Wissenswertes und Vorsorge

Vorsorge Impfungen

Impfungen sind wichtige Vorsorgemaßnahmen, um schwerwiegende bakterielle und virale Erkrankungen zu verhindern.

Gerne beraten wir Sie darüber, welche Impfungen für Ihr Tier sinnvoll oder – beispielsweise für eine Auslandsreise – rechtlich notwendig sind. Da nur gesunde Tiere geimpft werden dürfen, findet davor eine gründliche Untersuchung statt.

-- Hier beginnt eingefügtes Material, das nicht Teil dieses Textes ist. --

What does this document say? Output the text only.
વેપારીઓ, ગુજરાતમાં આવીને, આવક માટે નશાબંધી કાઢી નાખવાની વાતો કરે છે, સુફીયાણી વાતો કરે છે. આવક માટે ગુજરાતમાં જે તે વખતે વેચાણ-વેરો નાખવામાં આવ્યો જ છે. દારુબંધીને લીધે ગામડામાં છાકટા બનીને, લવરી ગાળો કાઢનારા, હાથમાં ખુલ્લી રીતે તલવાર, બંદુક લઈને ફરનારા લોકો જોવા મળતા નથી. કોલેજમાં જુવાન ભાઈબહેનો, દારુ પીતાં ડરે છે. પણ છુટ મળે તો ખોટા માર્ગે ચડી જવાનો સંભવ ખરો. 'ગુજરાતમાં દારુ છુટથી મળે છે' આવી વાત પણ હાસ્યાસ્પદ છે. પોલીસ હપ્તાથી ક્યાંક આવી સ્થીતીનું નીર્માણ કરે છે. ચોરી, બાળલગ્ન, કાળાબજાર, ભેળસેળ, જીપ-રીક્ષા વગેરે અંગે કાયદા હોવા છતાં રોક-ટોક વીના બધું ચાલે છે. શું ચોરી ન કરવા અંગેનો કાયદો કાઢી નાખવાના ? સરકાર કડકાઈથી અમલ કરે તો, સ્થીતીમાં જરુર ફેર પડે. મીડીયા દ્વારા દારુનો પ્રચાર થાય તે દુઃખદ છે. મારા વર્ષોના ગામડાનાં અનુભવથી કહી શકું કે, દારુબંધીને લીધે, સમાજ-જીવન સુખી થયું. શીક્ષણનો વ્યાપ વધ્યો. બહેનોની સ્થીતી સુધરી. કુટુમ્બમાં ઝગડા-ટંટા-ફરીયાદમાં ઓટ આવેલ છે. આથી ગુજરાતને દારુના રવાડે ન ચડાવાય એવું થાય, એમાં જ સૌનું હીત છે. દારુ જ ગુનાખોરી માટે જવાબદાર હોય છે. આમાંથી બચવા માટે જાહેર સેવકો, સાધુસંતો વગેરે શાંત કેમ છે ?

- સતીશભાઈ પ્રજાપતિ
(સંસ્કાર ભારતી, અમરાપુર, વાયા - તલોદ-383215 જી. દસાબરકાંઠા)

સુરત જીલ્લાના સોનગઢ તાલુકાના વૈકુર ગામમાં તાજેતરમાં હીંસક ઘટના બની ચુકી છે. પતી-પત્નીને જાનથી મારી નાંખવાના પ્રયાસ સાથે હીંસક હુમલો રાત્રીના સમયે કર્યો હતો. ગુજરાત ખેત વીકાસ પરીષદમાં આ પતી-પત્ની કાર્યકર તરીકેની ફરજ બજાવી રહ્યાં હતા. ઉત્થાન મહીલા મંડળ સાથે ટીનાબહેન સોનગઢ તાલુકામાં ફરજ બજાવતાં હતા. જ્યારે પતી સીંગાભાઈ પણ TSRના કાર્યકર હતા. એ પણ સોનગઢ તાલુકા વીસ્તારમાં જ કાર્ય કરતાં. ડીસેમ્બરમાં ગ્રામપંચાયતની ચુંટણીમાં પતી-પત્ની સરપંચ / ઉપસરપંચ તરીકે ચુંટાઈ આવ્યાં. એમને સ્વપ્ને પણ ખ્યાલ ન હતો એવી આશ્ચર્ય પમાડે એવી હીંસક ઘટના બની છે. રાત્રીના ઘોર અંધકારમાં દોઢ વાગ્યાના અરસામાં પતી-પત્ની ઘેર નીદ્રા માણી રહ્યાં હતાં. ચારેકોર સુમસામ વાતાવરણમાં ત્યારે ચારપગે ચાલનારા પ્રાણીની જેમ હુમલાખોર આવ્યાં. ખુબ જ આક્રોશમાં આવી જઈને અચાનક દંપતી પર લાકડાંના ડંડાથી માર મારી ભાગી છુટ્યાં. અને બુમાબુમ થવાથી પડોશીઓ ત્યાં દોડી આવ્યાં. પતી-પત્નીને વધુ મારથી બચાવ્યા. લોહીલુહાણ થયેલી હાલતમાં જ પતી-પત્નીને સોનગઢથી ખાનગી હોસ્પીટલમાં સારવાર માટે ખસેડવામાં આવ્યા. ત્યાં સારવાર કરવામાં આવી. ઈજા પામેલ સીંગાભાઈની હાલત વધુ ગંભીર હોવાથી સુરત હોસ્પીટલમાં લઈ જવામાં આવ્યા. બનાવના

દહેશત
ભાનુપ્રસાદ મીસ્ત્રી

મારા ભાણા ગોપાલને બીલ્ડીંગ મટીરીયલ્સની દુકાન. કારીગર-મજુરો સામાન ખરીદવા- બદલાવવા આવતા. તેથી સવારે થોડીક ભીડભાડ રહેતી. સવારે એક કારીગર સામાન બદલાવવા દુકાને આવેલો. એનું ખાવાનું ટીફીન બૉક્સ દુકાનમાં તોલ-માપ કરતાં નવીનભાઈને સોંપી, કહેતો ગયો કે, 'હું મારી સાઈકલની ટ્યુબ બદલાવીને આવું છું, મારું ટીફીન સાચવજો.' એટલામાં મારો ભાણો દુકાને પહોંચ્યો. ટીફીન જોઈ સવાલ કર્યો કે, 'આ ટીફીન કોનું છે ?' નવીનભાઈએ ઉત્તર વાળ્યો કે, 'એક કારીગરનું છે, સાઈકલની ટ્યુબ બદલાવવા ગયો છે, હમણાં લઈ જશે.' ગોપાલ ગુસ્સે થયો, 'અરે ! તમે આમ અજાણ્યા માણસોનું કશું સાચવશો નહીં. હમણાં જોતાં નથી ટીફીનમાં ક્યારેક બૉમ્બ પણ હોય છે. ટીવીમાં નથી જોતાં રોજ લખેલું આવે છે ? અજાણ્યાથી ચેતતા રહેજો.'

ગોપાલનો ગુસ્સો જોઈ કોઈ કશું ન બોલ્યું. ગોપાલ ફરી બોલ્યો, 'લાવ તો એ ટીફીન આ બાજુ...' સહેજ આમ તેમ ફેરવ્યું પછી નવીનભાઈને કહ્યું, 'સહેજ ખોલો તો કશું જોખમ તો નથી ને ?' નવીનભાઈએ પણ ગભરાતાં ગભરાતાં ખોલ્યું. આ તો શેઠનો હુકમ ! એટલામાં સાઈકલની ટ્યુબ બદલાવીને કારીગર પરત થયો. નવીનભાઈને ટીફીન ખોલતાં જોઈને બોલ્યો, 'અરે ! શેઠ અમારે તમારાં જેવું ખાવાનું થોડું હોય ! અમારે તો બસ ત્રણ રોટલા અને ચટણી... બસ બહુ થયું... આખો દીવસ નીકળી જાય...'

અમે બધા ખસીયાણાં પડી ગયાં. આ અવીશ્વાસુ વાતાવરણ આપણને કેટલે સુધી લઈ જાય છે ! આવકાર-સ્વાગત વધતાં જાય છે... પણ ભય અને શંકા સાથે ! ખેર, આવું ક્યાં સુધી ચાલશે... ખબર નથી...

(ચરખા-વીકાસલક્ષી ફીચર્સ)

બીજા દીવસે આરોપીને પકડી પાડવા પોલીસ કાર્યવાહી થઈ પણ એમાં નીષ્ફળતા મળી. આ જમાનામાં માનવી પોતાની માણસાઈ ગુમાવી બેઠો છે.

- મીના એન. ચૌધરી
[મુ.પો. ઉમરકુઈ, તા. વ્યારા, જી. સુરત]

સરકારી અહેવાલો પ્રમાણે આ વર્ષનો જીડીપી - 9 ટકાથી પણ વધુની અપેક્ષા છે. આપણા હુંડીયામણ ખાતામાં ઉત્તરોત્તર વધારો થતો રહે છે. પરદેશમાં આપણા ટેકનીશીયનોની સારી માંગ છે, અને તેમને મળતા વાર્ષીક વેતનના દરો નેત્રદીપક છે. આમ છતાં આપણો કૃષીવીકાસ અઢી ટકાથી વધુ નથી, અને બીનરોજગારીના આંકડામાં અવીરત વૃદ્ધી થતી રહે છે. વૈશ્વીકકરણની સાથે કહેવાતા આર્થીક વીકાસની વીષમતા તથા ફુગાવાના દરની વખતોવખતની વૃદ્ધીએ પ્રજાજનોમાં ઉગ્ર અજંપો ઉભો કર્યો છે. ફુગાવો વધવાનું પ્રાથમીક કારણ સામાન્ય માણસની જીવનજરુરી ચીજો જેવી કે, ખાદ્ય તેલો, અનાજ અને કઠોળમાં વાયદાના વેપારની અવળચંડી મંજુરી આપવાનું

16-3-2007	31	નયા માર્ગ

Bei dieser können auch von Ihnen eventuell unerkannte Probleme oder Krankheiten frühzeitig festgestellt und rechtzeitig behandelt werden, z.B. Zahn- und Gewichtsprobleme.

Impfung Kaninchen

Es wird gegen zwei Viruserkrankungen: die so genannte „Chinaseuche“ oder RHD (Rabbit Haemorrhagic Disease) und die Myxomatose geimpft. Beide Krankheiten werden durch Stechmücken oder durch Kontakt mit einem infizierten Tier übertragen. Sie sind hochansteckend und verlaufen in den meisten Fällen tödlich.

Die RHD zeichnet sich bei den Tieren durch Blutungen und Atemnot aus , wobei es häufig zu plötzlichen Todesfällen kommt, ohne dass zuvor Krankheitssymptome festgestellt wurden.

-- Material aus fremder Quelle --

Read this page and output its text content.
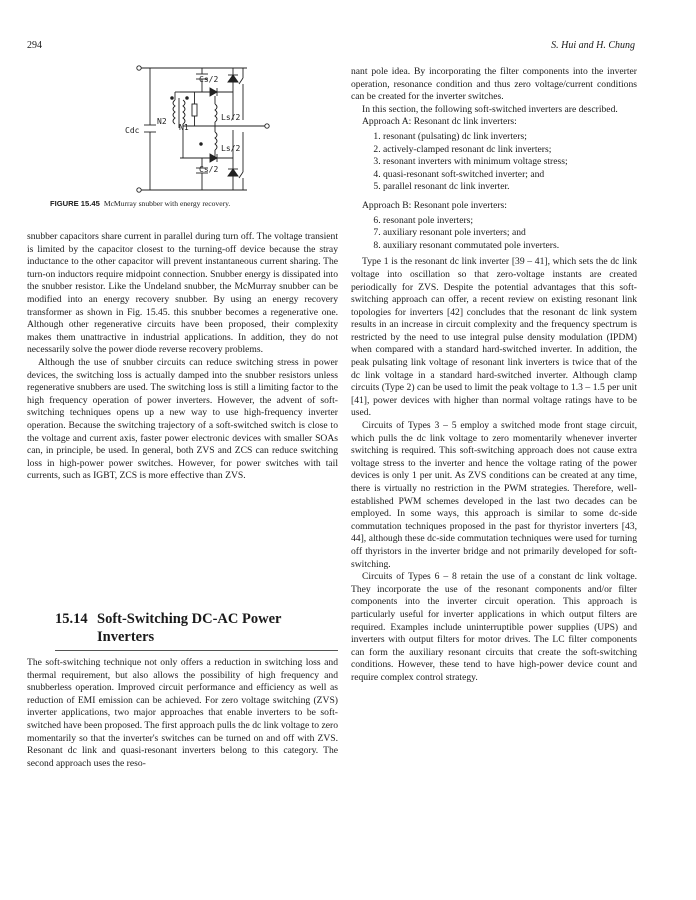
294	S. Hui and H. Chung
Cs/2
Ls/2
N2
N1
Cdc
Ls/2
Cs/2
FIGURE 15.45 McMurray snubber with energy recovery.

snubber capacitors share current in parallel during turn off. The voltage transient is limited by the capacitor closest to the turning-off device because the stray inductance to the other capacitor will prevent instantaneous current sharing. The turn-on inductors require midpoint connection. Snubber energy is dissipated into the snubber resistor. Like the Undeland snubber, the McMurray snubber can be modified into an energy recovery snubber. By using an energy recovery transformer as shown in Fig. 15.45. this snubber becomes a regenerative one. Although other regenerative circuits have been proposed, their complexity makes them unattractive in industrial applications. In addition, they do not necessarily solve the power diode reverse recovery problems.

Although the use of snubber circuits can reduce switching stress in power devices, the switching loss is actually damped into the snubber resistors unless regenerative snubbers are used. The switching loss is still a limiting factor to the high frequency operation of power inverters. However, the advent of soft-switching techniques opens up a new way to use high-frequency inverter operation. Because the switching trajectory of a soft-switched switch is close to the voltage and current axis, faster power electronic devices with smaller SOAs can, in principle, be used. In general, both ZVS and ZCS can reduce switching loss in high-power power switches. However, for power switches with tail currents, such as IGBT, ZCS is more effective than ZVS.

15.14 Soft-Switching DC-AC Power
Inverters

The soft-switching technique not only offers a reduction in switching loss and thermal requirement, but also allows the possibility of high frequency and snubberless operation. Improved circuit performance and efficiency as well as reduction of EMI emission can be achieved. For zero voltage switching (ZVS) inverter applications, two major approaches that enable inverters to be soft-switched have been proposed. The first approach pulls the dc link voltage to zero momentarily so that the inverter's switches can be turned on and off with ZVS. Resonant dc link and quasi-resonant inverters belong to this category. The second approach uses the reso-

nant pole idea. By incorporating the filter components into the inverter operation, resonance condition and thus zero voltage/current conditions can be created for the inverter switches.

In this section, the following soft-switched inverters are described.

Approach A: Resonant dc link inverters:

1. resonant (pulsating) dc link inverters;
2. actively-clamped resonant dc link inverters;
3. resonant inverters with minimum voltage stress;
4. quasi-resonant soft-switched inverter; and
5. parallel resonant dc link inverter.

Approach B: Resonant pole inverters:

6. resonant pole inverters;
7. auxiliary resonant pole inverters; and
8. auxiliary resonant commutated pole inverters.

Type 1 is the resonant dc link inverter [39 – 41], which sets the dc link voltage into oscillation so that zero-voltage instants are created periodically for ZVS. Despite the potential advantages that this soft-switching approach can offer, a recent review on existing resonant link topologies for inverters [42] concludes that the resonant dc link system results in an increase in circuit complexity and the frequency spectrum is restricted by the need to use integral pulse density modulation (IPDM) when compared with a standard hard-switched inverter. In addition, the peak pulsating link voltage of resonant link inverters is twice that of the dc link voltage in a standard hard-switched inverter. Although clamp circuits (Type 2) can be used to limit the peak voltage to 1.3 – 1.5 per unit [41], power devices with higher than normal voltage ratings have to be used.

Circuits of Types 3 – 5 employ a switched mode front stage circuit, which pulls the dc link voltage to zero momentarily whenever inverter switching is required. This soft-switching approach does not cause extra voltage stress to the inverter and hence the voltage rating of the power devices is only 1 per unit. As ZVS conditions can be created at any time, there is virtually no restriction in the PWM strategies. Therefore, well-established PWM schemes developed in the last two decades can be employed. In some ways, this approach is similar to some dc-side commutation techniques proposed in the past for thyristor inverters [43, 44], although these dc-side commutation techniques were used for turning off thyristors in the inverter bridge and not primarily developed for soft-switching.

Circuits of Types 6 – 8 retain the use of a constant dc link voltage. They incorporate the use of the resonant components and/or filter components into the inverter circuit operation. This approach is particularly useful for inverter applications in which output filters are required. Examples include uninterruptible power supplies (UPS) and inverters with output filters for motor drives. The LC filter components can form the auxiliary resonant circuits that create the soft-switching conditions. However, these tend to have high-power device count and require complex control strategy.
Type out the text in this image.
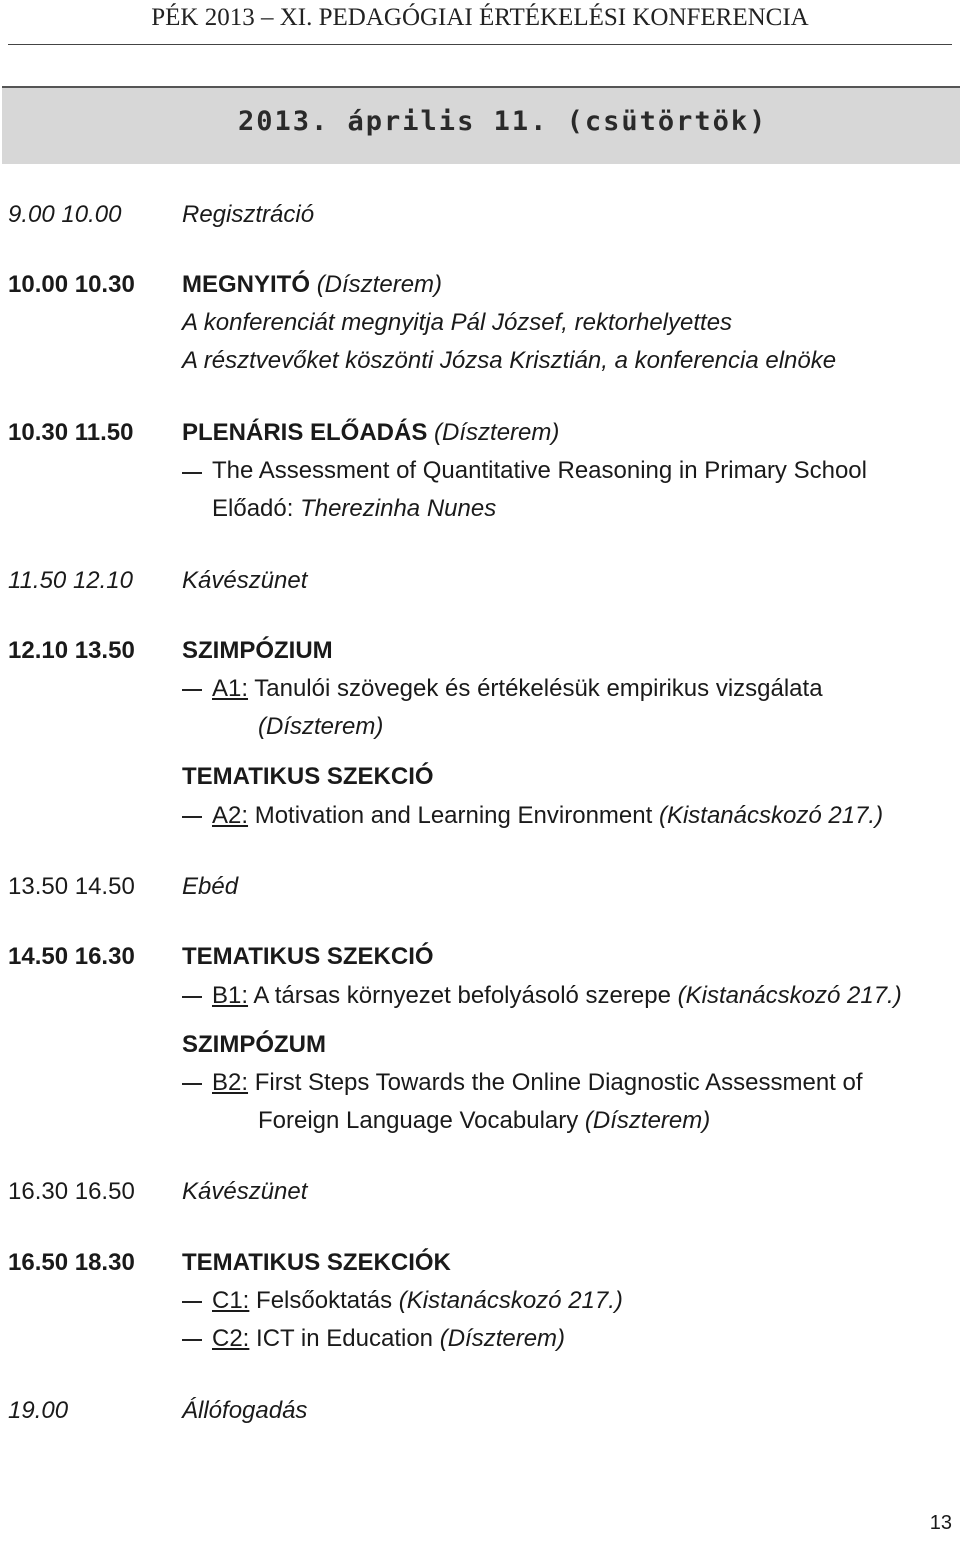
PÉK 2013 – XI. PEDAGÓGIAI ÉRTÉKELÉSI KONFERENCIA
2013. április 11. (csütörtök)
9.00 10.00	Regisztráció
10.00 10.30 MEGNYITÓ (Díszterem)
A konferenciát megnyitja Pál József, rektorhelyettes
A résztvevőket köszönti Józsa Krisztián, a konferencia elnöke
10.30 11.50 PLENÁRIS ELŐADÁS (Díszterem)
The Assessment of Quantitative Reasoning in Primary School
Előadó: Therezinha Nunes
11.50 12.10 Kávészünet
12.10 13.50 SZIMPÓZIUM
A1: Tanulói szövegek és értékelésük empirikus vizsgálata
(Díszterem)
TEMATIKUS SZEKCIÓ
A2: Motivation and Learning Environment (Kistanácskozó 217.)
13.50 14.50 Ebéd
14.50 16.30 TEMATIKUS SZEKCIÓ
B1: A társas környezet befolyásoló szerepe (Kistanácskozó 217.)
SZIMPÓZUM
B2: First Steps Towards the Online Diagnostic Assessment of
Foreign Language Vocabulary (Díszterem)
16.30 16.50 Kávészünet
16.50 18.30 TEMATIKUS SZEKCIÓK
C1: Felsőoktatás (Kistanácskozó 217.)
C2: ICT in Education (Díszterem)
19.00	Állófogadás
13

Die Myxomatose äußert sich durch Schwellungen im Bereich der Augenlider, des Mundes und der Genitalien.

Um diesen Viruskrankheiten vorzubeugen, sollten junge Kaninchen erstmalig im Alter von 5 Wochen geimpft werden.

Wissenswertes über Zecken

Ganzjährig sind in unseren Breitengraden die Zecken aktiv. Der „gemeine Holzbock“ (Ixodes ricinus) ist die häufigste Zeckenart, die Haus- & Wildtiere aber auch den Menschen befallen kann. Inzwischen kommt auch die „braune Hundezecke“ (Rhipicephalus sanguineus) und die Auwaldzecke (Dermacentor retidularis) in Deutschland immer häufiger vor. Weitere Zeckenarten sind auf dem Vormarsch.
Die Zecken leben im hohem Gras oder niedrigen Sträuchern an Wegrändern. Sie erkennen ihre Wirte über Geruchsstoffe, Temperatur und durch Erschütterungen. Auf dem Wirt krabbeln sie dann zunächst noch eine Weile umher, bevor sie sich festsaugen. In dieser Phase lassen sie sich relativ leicht absammeln. Haben sie sich erst festgebissen, sollten sie schnellstmöglichst entfernt werden. Je länger der Saugakt dauert, umso größer ist das Risiko, dass mit dem Speichel der Zecke Krankheitserreger übertragen werden.

Wissenswertes über Flöhe

Flöhe sind ganzjährig aktiv! Sie werden durch Kontakt mit anderen befallenen Tieren übertragen. Flöhe sind nur kurz zur Blutmahlzeit auf dem Tier und leben und vermehren sich ansonsten rasant in der Umgebung (Körbchen, Sofa, Bett, Auto).

Vorsicht! Auch Zweibeiner werden von den Flöhen gebissen.

Flöhe verursachen Juckreiz bis hin zur Flohallergie mit massiven Hautschäden und sind auch Überträger von Bandwürmern! Daher sollte Ihr Tier bei Flohbefall immer zusätzlich entwurmt werden!

Endoparasiten

Diese einzelligen Parasiten können zu schweren Erkrankungen führen (nicht nur Darm-, sondern auch Lungen- und Augenwürmer in der Region) und die Gesundheit der Tiere beeinträchtigen.
Deshalb ist es wichtig, regelmäßig Kotproben zu untersuchen, um auch diese Parasiten frühzeitig zu erkennen und gezielt mit entsprechenden Maßnahmen entgegenzuwirken.